Harapan Inggris untuk menyamai kedudukannya dengan Jerman menjadi 2-2 harus musnah. Gol Lampard tidak diakui oleh wasit meskipun pada rekaman ulang terlihat tendangannya berhasil mencetak sebuah gol yang sah.

Insiden gol hantu terjadi kembali pada 2013 saat Hoffenheim melawan Bayer Leverkusen di Bundesliga. Stefan Kiessling melakukan sundulan di menit ke-70. Kiessling kecewa karena sundulannya menyamping dan tidak membuahkan gol. Akan tetapi wasit menyatakan sundulan Kiessling adalah gol.

Hoffenheim tidak terima dengan keputusan wasit. Pasalnya terlihat jelas dalam rekaman jika bola tersebut masuk melalui lubang di samping gawang. Kiessling merasa bersalah. Ia kemudian membuat permintaan maaf dan menyatakan rasa kecewanya terhadap keputusan wasit.

Baca juga: Sejarah Bola Nike di Premier League (1)

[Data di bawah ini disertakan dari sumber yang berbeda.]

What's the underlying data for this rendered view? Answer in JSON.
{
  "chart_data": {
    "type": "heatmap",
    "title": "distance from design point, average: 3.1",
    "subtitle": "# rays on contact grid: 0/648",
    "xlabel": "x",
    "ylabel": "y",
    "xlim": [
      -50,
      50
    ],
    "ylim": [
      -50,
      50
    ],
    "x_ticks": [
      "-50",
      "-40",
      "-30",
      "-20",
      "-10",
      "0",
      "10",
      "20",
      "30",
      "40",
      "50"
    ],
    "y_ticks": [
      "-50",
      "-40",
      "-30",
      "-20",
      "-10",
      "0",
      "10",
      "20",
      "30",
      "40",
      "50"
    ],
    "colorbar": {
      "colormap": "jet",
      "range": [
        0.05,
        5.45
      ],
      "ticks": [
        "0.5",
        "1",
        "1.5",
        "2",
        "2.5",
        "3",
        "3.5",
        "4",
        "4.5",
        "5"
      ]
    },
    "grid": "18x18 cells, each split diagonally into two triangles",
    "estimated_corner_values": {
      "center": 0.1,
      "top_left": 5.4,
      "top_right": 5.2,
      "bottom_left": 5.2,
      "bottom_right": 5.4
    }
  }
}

Biaya Pemasangan Teknologi Garis Gawang

Di Indonesia ada beberapa momen di mana teknologi garis gawang harus sudah hadir untuk melegitimasi keputusan wasit. Salah satunya ketika Persib Bandung menghadapi Sriwijaya FC. Kala itu, bola yang sudah melewati garis dianggap sah oleh wasit. Akan tetapi kiper Sriwijaya tidak terima dan bersikukuh kalau bola masih ada di garis.

Akan tetapi harapan ini terbentur dengan biaya yang terbilang mahal. Untuk penggunaan GLT selama lima tahun, klub-klub di Inggris harus merogoh hingga 475.000 poundsterling atau 8,9 miliar rupiah.

Harga tersebut terhitung lebih murah daripada harga yang ditawarkan di negara lain seperti di Jerman. Hanya untuk penggunaan selama tiga tahun, Jerman harus merogoh hingga 420.000 poundsterling atau setara 7,9 miliar rupiah.

Banyak klub luar negeri yang keberatan dengan tingginya biaya pemasangan Teknologi Garis Gawang. Untuk kemungkinan hadirnya teknologi tersebut di Indonesia sendiri sangatlah kecil. Harga yang tinggi sudah pasti menjadi kendala utama pemasangan Teknologi Garis Gawang.

Akan tetapi lain kalau menggunakan GoalRef. Biaya pemasangan dan penggunaannya hanya 2,5 miliar rupiah perstadion. Jauh lebih murah ketimbang GLT yang sistemnya sewa.